Sphegina dentata

Scientific classification
- Kingdom: Animalia
- Phylum: Arthropoda
- Clade: Pancrustacea
- Class: Insecta
- Order: Diptera
- Family: Syrphidae
- Genus: Sphegina
- Subgenus: Asiosphegina
- Species: S. dentata
- Binomial name: Sphegina dentata Hippa, Steenis & Mutin, 2018

= Sphegina dentata =

- Authority: Hippa, Steenis & Mutin, 2018

Species of fly

Sphegina dentata is a species of hoverfly in the family Syrphidae found in Taiwan.

==Etymology==
The name comes from Latin ‘dentata’, meaning ‘dentate’, referring to the dentate male cercus.

==Description==
In male specimens, the body length is 7.1–7.9 millimeters.

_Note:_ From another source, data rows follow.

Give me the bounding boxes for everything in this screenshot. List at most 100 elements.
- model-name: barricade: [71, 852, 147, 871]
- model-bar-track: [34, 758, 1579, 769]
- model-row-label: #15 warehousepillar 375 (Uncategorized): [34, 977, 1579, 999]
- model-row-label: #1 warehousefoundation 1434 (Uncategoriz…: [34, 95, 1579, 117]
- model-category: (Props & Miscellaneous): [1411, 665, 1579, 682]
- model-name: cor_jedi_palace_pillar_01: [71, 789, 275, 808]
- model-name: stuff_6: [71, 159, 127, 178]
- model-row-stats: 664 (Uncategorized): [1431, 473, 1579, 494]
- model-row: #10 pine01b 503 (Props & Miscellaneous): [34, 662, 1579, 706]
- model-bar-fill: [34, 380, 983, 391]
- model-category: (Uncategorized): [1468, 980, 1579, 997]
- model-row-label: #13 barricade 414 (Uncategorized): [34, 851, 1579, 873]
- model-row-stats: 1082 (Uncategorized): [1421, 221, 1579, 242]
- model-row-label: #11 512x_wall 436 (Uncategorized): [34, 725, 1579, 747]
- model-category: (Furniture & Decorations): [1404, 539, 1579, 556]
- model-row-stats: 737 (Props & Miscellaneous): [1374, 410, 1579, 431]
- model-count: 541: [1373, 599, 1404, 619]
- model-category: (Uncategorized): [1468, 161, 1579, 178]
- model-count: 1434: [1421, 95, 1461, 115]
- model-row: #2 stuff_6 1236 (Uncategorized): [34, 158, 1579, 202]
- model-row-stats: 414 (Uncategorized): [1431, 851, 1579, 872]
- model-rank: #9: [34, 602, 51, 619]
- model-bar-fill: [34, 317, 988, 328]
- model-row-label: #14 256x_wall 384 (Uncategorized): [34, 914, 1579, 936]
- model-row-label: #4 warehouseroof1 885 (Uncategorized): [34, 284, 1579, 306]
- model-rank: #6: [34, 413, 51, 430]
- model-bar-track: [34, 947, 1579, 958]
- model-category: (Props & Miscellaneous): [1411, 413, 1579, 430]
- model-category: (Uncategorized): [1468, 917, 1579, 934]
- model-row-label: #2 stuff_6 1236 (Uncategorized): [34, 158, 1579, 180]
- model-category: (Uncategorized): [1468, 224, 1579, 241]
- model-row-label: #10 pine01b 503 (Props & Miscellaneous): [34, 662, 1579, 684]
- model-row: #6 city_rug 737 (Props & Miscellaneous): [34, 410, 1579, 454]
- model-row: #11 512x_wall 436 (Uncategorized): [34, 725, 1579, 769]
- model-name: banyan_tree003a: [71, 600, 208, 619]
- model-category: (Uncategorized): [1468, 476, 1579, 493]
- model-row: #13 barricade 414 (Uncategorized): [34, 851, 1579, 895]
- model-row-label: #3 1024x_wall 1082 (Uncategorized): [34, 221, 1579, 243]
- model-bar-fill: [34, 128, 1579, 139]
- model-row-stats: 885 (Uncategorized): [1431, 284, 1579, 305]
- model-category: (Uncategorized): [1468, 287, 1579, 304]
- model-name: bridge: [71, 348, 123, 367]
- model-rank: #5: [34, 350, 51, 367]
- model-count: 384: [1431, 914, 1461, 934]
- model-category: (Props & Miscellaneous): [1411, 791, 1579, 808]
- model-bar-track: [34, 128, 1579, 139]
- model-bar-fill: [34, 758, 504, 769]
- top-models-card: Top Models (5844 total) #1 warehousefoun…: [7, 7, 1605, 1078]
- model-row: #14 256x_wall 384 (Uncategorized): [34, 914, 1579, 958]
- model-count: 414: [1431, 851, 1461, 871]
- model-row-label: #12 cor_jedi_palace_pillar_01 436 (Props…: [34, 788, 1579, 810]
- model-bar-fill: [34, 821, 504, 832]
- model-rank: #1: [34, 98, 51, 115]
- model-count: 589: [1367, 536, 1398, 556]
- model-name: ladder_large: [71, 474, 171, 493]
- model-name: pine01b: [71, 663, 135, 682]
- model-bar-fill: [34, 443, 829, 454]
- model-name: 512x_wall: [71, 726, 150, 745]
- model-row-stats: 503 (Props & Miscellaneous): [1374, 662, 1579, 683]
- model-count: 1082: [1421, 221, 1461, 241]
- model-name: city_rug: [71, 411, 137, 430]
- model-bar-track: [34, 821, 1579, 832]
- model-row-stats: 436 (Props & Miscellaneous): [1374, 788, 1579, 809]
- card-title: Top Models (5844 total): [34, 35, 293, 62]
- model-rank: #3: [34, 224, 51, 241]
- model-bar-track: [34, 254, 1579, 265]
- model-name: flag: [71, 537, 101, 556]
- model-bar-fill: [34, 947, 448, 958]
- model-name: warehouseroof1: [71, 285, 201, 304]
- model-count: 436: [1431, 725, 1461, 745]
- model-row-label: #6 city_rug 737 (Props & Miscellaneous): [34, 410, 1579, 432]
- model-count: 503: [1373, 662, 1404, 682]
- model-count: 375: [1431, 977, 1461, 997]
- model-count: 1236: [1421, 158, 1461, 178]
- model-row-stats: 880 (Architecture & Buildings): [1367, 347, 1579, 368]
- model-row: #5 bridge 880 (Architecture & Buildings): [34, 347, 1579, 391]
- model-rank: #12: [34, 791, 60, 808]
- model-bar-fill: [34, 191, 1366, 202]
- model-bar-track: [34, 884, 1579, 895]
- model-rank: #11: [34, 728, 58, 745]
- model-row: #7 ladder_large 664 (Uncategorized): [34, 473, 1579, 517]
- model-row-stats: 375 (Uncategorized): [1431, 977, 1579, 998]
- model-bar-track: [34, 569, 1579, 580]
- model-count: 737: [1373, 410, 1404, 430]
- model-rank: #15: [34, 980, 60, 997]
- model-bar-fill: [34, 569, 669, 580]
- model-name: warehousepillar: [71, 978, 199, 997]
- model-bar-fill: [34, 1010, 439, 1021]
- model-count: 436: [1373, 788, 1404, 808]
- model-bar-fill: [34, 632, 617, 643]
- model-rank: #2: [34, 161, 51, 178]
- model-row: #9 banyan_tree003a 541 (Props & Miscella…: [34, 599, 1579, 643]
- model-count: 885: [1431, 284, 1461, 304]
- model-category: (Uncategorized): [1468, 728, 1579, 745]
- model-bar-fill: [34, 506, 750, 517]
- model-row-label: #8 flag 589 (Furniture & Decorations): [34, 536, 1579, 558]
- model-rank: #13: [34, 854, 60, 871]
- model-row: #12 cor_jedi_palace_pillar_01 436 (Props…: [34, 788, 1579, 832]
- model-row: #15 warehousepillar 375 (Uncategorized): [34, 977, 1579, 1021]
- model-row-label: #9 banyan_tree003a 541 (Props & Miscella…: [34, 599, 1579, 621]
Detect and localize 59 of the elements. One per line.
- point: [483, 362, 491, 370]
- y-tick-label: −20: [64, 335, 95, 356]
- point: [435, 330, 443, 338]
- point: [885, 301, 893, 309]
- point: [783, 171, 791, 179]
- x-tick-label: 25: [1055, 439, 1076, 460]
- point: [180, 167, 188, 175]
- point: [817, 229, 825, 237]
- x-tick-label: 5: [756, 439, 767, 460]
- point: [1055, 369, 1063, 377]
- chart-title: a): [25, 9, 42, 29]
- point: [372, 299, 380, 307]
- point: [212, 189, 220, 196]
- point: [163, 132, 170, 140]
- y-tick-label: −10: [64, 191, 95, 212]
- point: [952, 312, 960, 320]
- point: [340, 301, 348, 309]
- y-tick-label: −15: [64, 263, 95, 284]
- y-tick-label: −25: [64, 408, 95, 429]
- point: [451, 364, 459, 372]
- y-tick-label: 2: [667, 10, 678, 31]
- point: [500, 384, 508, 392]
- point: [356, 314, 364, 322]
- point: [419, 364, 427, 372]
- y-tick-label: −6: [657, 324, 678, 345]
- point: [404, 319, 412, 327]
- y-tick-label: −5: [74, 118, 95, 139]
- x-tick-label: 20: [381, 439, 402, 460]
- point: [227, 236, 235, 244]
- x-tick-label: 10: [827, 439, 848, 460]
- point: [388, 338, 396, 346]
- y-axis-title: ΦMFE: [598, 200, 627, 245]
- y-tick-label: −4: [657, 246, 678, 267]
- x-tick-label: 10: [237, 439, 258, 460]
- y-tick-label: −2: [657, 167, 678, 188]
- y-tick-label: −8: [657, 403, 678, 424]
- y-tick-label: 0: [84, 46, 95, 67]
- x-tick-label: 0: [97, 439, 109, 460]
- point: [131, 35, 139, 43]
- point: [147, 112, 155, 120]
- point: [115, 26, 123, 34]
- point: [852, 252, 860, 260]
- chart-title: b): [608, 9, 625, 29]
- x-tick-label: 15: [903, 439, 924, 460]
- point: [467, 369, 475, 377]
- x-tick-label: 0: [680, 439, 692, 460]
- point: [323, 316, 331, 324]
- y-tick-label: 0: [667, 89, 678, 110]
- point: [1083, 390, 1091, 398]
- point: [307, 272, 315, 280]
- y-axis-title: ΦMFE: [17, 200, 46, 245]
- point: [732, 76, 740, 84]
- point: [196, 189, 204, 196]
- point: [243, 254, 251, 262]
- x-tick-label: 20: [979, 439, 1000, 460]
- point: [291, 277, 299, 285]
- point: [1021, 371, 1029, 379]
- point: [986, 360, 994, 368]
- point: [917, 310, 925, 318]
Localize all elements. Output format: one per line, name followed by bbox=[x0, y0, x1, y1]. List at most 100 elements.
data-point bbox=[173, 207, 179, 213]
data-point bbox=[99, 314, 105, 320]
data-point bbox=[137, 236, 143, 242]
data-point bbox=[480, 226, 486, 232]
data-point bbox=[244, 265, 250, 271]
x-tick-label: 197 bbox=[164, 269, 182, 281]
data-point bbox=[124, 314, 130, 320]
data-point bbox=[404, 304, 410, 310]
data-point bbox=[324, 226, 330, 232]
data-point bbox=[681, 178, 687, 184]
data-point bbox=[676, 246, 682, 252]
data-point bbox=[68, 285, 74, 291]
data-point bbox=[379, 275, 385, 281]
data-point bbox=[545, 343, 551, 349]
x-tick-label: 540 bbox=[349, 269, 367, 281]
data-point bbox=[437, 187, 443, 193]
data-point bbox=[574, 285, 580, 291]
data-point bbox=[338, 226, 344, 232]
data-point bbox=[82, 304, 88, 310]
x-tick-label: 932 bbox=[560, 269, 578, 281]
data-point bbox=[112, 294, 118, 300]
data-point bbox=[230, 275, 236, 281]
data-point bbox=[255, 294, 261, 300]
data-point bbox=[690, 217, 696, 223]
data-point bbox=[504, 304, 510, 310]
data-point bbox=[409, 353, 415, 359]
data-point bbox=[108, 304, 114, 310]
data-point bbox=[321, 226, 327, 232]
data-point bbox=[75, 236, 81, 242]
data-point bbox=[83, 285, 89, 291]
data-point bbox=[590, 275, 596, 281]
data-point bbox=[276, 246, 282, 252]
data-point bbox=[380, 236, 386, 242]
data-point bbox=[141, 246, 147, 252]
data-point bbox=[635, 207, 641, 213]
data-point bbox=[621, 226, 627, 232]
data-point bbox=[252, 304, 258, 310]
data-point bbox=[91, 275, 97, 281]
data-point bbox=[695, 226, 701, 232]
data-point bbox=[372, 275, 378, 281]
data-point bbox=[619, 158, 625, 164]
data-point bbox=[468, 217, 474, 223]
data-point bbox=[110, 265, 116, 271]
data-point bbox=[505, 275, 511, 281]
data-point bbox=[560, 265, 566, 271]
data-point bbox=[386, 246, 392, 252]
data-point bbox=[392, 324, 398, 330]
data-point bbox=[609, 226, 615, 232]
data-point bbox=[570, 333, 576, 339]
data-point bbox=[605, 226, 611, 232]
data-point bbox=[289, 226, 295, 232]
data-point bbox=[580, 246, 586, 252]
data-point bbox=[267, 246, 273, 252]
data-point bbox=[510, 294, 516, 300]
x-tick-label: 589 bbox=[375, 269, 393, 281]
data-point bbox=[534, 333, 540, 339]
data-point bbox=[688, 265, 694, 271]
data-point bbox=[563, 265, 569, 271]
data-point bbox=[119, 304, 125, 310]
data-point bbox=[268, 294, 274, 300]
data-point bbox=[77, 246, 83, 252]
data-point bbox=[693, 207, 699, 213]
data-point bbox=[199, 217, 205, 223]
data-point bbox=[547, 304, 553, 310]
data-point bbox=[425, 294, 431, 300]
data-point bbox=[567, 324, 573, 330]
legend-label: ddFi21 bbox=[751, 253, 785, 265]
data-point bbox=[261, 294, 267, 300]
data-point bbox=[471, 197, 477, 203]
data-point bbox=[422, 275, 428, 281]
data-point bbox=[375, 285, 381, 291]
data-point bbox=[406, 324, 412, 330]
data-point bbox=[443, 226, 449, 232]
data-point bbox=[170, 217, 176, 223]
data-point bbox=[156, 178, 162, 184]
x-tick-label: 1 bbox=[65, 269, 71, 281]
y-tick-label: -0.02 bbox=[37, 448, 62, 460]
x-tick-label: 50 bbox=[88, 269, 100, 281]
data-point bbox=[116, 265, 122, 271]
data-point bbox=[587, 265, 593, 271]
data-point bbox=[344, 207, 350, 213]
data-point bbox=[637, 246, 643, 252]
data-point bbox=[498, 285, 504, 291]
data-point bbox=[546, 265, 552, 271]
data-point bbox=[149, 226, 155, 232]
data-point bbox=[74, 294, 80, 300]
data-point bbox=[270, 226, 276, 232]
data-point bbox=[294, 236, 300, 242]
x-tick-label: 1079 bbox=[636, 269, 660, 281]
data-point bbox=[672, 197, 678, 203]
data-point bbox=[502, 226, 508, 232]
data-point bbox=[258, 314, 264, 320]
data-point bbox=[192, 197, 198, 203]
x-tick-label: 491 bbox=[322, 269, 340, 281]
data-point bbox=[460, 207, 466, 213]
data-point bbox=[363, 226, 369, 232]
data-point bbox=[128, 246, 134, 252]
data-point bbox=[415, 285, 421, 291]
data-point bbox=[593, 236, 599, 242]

The wings are 5.4–5.9 millimeters, entirely microtrichose and hyaline, with brownish stigma. The face is black, concave, strongly projected antero-ventrally, with a weakly developed frontal prominence and long pilose along the eye-margin. The gena and mouth edge are black, with a large subtriangular non-pollinose shiny area; frons and vertex black; a large trapezoidal area posterior of the lunula non-pollinose and shiny; occiput black, with light yellow pilose; antenna dark brown to black with black setae dorsally on scape and pedicel, basal flagellomere round; arista only basally short and pilose, slightly more than three times as long as the basal flagellomere. The thorax is black; scutellum black, semicircular, black, and shiny; pro- and mesoleg yellow on basal 1/10 of femora and basal ¼–⅓ of tibiae, tarsomeres 1–2 dark yellow; metafemur black with basal 1/5 yellow, slightly incrassate; metatibia black and yellow biannulate, without apicoventral dens; metatarsus entirely black, basal tarsomere rather thin; terga black. The surstyli and superior lobes are only slightly asymmetrical and the cerci are dentate and asymmetrical. No female specimens are known.

==Related Species==
S. dentata is similar to S. nigerrima, though it differs by having the lower epimeron with entirely grey pollinose (anterior half of the lower epimeron non-pollinose and shiny in S. nigerrima) as well as squarish and dentate cerci (cerci non-dentate in S. nigerrima). The male genitalia are similar to S. tricoloripes and S. umbrosa, though it differs from the latter by having a strongly sclerotized subapical tooth on the cercus and from the former by having only one cercal tooth instead of a row of 3–4 teeth. All three species resemble the East-Palaearctic species S. elongata, S. freyana, and S. grunini, but differ by having entirely grey pollinose pleura (instead of having the pleura extensively non-pollinose and shiny).